I don't think you can do this without making some assumptions about the form of the distribution you're characterising.
Consider two different random variables: x1
x1 = 0 with probability 1 x2
x2 = 0 with probability (1-d) for some very small d, and 1 otherwise.
If all the data points you sample have outcome 0, does that mean your distribution is x1? Or does it just mean you haven't sampled enough to get a single non-zero point? If you can't tell the difference between these two distributions, obviously you can't accurately estimate the maximum.
As another example, note that a binomial distribution with large n approximates a normal distribution, so as n becomes large it gets harder and harder to distinguish between the two by sampling. But a binomial is always bounded, and a normal distribution is not - it doesn't even have a minimum or maximum.
edit to add: This issue applies even with continuous distributions. For example, let x0 be a random variable uniformly distributed in [0,1] and define random variable x3:
- if x0 >= d for some small positive d, x3 = x0.
- if x0 < d, x3 = x0 - k(d-x0)/d for some positive k.
x0 has minimum 0 and maximum 1, obviously. x3 has minimum of -k (when x0 = 0), and maximum 1. Both these distributions are continuous.
For x >= d, the cumulative distributions for these two functions are identical: p(x3 >= x) = p(x0 >= x) = 1-x.
Suppose I give you some extra information: I tell you that your distribution is either x0, or x3 with k=100. Given this additional information, finding the minimum is equivalent to figuring out whether you're sampling from x0 or x3.
Let's make the problem easier again, by saying that you can sample uniformly from the mystery distribution.
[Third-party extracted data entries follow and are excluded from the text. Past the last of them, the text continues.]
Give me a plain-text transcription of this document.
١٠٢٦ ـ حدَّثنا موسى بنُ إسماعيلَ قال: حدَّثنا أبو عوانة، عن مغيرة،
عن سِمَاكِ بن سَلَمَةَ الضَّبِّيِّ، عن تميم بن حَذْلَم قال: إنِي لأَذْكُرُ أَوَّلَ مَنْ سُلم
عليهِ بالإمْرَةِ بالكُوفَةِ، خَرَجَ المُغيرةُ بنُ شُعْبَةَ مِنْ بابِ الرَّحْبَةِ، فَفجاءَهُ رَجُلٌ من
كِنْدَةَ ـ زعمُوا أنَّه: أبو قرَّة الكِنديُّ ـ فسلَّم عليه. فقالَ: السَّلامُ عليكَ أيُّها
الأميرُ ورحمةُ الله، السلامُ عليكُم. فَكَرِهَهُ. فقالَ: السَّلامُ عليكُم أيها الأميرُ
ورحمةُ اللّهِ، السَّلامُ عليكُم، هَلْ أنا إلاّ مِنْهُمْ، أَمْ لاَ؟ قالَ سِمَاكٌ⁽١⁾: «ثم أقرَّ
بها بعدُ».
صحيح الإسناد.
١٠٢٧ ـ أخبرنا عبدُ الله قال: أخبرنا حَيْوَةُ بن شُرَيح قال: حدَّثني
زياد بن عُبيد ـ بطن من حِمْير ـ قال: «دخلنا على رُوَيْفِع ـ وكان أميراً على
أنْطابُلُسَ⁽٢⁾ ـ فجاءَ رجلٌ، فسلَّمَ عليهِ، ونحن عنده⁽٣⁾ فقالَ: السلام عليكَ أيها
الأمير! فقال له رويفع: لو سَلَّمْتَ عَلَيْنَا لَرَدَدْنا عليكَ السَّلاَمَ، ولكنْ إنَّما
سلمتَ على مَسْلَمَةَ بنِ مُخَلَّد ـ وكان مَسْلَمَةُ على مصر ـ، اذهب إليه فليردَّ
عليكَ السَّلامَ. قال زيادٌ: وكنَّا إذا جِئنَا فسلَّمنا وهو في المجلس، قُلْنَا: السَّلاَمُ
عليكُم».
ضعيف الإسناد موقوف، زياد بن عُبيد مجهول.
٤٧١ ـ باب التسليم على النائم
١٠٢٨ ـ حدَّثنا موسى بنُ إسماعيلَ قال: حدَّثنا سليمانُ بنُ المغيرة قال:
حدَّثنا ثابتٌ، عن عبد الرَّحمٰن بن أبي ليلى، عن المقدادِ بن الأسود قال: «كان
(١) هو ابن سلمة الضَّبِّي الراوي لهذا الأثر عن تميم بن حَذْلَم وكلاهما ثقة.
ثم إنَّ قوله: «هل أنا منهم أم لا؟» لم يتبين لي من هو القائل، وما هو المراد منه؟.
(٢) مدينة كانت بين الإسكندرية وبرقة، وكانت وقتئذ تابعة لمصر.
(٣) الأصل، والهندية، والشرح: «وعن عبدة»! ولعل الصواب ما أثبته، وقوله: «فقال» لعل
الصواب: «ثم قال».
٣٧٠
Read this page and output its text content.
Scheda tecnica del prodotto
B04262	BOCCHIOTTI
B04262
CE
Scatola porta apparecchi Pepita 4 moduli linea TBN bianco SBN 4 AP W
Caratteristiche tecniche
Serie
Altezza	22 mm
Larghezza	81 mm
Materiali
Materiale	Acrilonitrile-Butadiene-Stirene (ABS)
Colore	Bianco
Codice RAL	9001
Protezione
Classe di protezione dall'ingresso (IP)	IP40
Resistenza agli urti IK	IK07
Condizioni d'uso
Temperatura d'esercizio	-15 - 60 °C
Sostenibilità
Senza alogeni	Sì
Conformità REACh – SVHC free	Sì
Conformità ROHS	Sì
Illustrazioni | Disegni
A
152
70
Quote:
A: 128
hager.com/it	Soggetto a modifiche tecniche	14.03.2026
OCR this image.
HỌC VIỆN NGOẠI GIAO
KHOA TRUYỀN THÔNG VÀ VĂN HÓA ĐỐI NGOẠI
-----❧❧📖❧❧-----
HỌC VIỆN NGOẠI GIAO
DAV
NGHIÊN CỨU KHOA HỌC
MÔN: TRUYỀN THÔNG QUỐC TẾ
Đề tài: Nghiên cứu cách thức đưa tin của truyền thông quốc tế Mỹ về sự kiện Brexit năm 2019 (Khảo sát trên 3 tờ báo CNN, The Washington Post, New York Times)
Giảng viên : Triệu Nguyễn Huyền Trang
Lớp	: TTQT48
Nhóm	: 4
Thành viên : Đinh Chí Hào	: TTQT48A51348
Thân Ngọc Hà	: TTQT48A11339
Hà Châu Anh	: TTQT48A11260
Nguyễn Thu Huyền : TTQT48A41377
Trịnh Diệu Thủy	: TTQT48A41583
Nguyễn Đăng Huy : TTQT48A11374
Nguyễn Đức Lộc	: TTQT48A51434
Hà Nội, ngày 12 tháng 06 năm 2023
Since these two variables have probability (1-d) of giving an identical outcome, it should be clear that you need O(1/d) samples to figure out which one it is. If you observe any negative value, you know you're sampling from x3 and hence minimum = -100; if you run >> 1/d samples without ever getting a negative, you can be pretty sure you're sampling from x0.
But if I don't tell you the value of d, then you can never be certain of the difference between "sampling from x0" and "sampling from x3 but haven't taken enough samples to hit the part of the distribution where they behave differently". In order to decide that you'd taken enough samples, you'd need some sort of prior assumptions about what values of d are plausible.
So if it's not possible to be sure of the minimum even with uniform sampling and that particular restriction on the possible distributions, it certainly isn't possible without uniform sampling or that restriction.
edit #2: x3 isn't bounded between 0 and 1, but it's trivial to construct examples within those bounds that have the same sort of "equal with very high probability" behaviour.